Mr Rothschild said: "We applaud the PIRC report, but do not think it goes nearly far enough in its criticisms of Bumi's independent non-executives."
The float of Bumi has become one of the great City scandals
Black holes can be OK in the coal mining business - as long as they're the type pored over by geologists rather than accountants.
Telegraph (UK)
31 May 2013
Sadly, it's the latter that Bumi has specialised in since the London-listed business was formed in 2010 via Nat Rothschild's ill-fated $3bn (£1.98bn) tie-up with Indonesia's Bakrie family.

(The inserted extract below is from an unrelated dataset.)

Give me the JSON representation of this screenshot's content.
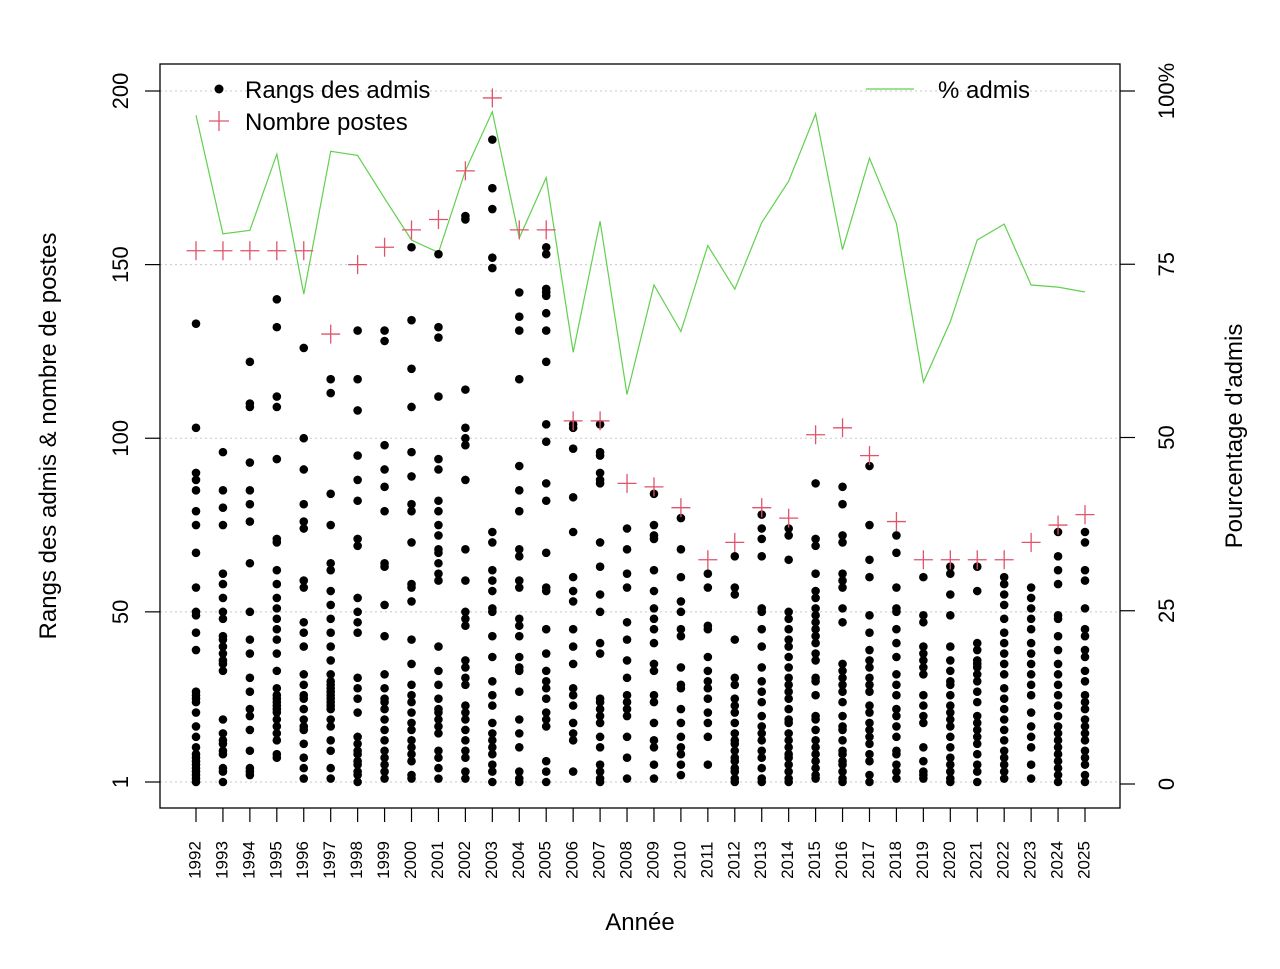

Buying Indonesian coal mining assets to feed a customer in China looked a promising bit of business on paper - as shareholders suckered into the deal at £10 a share now know to their cost. But, with the shares suspended at a quarter of that price, it's clear what the float of Bumi has become - one of the great City scandals that has damaged the reputations of just about everyone involved.
Already $1bn has vanished out of the company - chiefly at the 29pc-owned Bumi Resources, a business controlled by the Bakries.
Bumi has reclassed that as an investment - and a pretty lousy one too having written it down by $1.39bn on Friday - after finally working out that it is "no longer able to exert any significant influence" over the business. It's never had any influence.
But, arguably, an even more alarming turn of events is the latest shocker from Bumi's other main asset, Berau Coal, now written down by $815m. Bumi owns 85pc of this business and was meant to control it. Yet $201m has gone walkabout under its previous management, led by Rosan Roeslani, a former main board director who used to own 13.4pc of the group. That's on top of $75m that mysteriously vanished via the so-called Chateau fund.
Roeslani is no stranger to controversy. Last December he was outed by the Takeover Panel as being part of an undisclosed shareholder concert party with the Bakries, who jointly own 47.6pc of Bumi with the company's chairman Samin Tan. Roeslani subsequently sold his shares, the buyers of which ensured the failure of Rothschild's attempt to oust the board at February's EGM.
Bumi is preparing a legal case against Roeslani, who also failed to disclose his pay from Berau or account for the $3m he charged the company for the use of his private jet.
But he is not the only senior figure on a sticky wicket. So is Tan. He became Bumi chairman last March and put his own men into both Berau and Bumi Resources. As the supposed custodian of shareholder interests, how does he explain how money vanished out of Berau on his watch?
It was Tan who produced a due-diligence document prior to taking his stake in Bumi in November 2011 that goes into gory detail on a host of dubious transactions at both Indonesian assets. It is implausible for him to argue that he did not have any idea of what was going on. So why did he fail to put a stop to it?
What too of Lord Renwick, the JP Morgan Cazenove vice chairman who heads Bumi's audit committee? He is stepping down at June's AGM, having been in post to witness $1.2bn of accounting irregularities, while failing to get anything back. It's hard to think he'll be missed.